Reviews of music and personal experiences by Chris Hearn

22.4.07

Ambitious Lovers “Stranger Can I Touch You?”
CDR 2006 Warren Street Youth Records


I fly from Dublin back to London and for the first time have a place to sleep (having spent my first few days sleeping in the arrivals lounge at Heathrow), so I drop my bags and head straight out to a show of The Dead C/Charalambides at The Luminaire. After getting on the wrong tube, missing buses, and walking in the opposite direction, I get in just as The Dead C play their first chords. I stay in the one spot the whole gig and for it’s duration this kid with sheepy brown hair keeps looking at me like he knows me. When The Dead C wrap it up he turns to me and says ‘Are you Chris?’, and it’s Joel, from Brisbane, who I’d met a couple times while I was on tour, and he’d posted me his band Ambitious Lovers’ first two CDRs. He’s in England for Christmas to stay with his sister who’s just moved over, so we exchange UK mobile numbers and agree to meet up for some other gigs.

I see Joel the next week in a record store in Notting Hill and we’re looking through the goods pulling stuff out and saying ‘heard this?’, and I without thinking run into an Arto Lindsay record that’s only 3 quid, pull it out, and Joel looks a little dismayed as I ask his opinion. ‘I’d heard there was another Ambitious Lovers from the 80’s but I didn’t know they were a band people were into’, he say's or something along the lines. I explain the DNA/Zorn etc connection to him and get an ‘oh’, then I put it back and we move on.

Later, we go to see Scout Niblett and Joel pulls out a copy of his new Ambitious Lovers CDR. I am immediately pleased to see some of the most creative packaging I’ve seen in a pretty long time. The front and back are a full colour digital print of an original painting by someone called Allan, who apparently named the album and perhaps even put the packaging together, though on that it’s not specific. The printout is on some pretty thick stock, which has glued to it on the inside two CD cover-sized pieces of cardboard probably cut out from a box picked up from a supermarket. The little information supplied with the CD is printed on stained old yellow paper, each paragraph torn from the sheet and some edges burnt, and glued to the card with fresh dollops of black paint spattered on the corners. The CD sits in the middle in an unattached sleeve like a sandwich, and it’s all held together by a piece of string tied with a bow.
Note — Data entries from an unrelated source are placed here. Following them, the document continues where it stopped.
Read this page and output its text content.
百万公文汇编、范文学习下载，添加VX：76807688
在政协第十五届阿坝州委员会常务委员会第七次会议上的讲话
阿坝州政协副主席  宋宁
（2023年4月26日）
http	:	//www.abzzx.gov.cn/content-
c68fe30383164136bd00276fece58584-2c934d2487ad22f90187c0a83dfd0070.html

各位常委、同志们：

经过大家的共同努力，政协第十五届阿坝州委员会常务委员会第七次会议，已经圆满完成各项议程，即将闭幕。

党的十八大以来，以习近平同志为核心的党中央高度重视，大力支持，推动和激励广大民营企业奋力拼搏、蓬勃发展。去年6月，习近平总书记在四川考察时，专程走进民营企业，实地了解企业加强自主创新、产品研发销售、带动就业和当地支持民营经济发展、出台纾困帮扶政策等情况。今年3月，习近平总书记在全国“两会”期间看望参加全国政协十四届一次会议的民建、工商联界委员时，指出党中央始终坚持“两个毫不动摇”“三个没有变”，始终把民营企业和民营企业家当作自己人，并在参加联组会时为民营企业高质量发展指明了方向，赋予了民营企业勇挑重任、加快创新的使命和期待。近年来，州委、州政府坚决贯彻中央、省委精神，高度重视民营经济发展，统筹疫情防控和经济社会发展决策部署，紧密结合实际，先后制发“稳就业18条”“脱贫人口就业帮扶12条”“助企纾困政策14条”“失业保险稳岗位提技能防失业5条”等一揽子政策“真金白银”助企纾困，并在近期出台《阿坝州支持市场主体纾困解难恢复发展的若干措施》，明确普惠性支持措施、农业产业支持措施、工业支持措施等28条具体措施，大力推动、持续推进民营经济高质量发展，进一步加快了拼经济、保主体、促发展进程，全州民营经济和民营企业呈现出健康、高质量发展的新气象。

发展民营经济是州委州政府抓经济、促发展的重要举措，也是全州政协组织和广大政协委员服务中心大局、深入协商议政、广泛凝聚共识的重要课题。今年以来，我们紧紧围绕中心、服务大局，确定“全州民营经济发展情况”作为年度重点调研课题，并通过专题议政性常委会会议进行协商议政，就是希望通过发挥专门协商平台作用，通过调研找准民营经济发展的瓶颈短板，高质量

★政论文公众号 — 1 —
Having no CD player, I don’t get to listen to the album until a few weeks later when I’m up north. I knew this was a four-track recording, and honestly wasn’t expecting much out of this album. Their earlier recordings are fairly amateur, the ukuleles and Joel’s voice often fall out of tune, scale and key, the only thing constant being their sincerity. But on “Stranger Can I Touch You?” Joel’s voice is more than bearable, in fact I’d even go as far as beautiful, a mixture of quiet falsetto and belting straight from the stomach. The second Ambitious Lover Miriam also gets a larger singing part on the album, with many of the tracks written as duets, and also taking the lead on two tracks. Joel and Miriam’s voices both contrast and compliment each other, the latter showing a lot more classic beauty against the raw emotion of Joel’s tremelo-ing.

Of all the bands in Australia trying to fit in with the new DIY folk movement, Ambitious Lovers are one of the few that have managed to pull off the elsewhere already overdone ideas of junkyard percussion, fragmented song structures and cheap alternatives to the acoustic guitar. If not only for the uniqueness of their voices, but also for taking the time out to write a balanced mixture of hooks and content. The recording is just the right mix between lo-fi warmth and analogue clarity, and despite the limits of the standard cassette tape, to give an idea, the album would probably fit more comfortably on the roster of Young God than K Records. And there might be room in there somewhere for a well-flowing record full of memorable songs like these.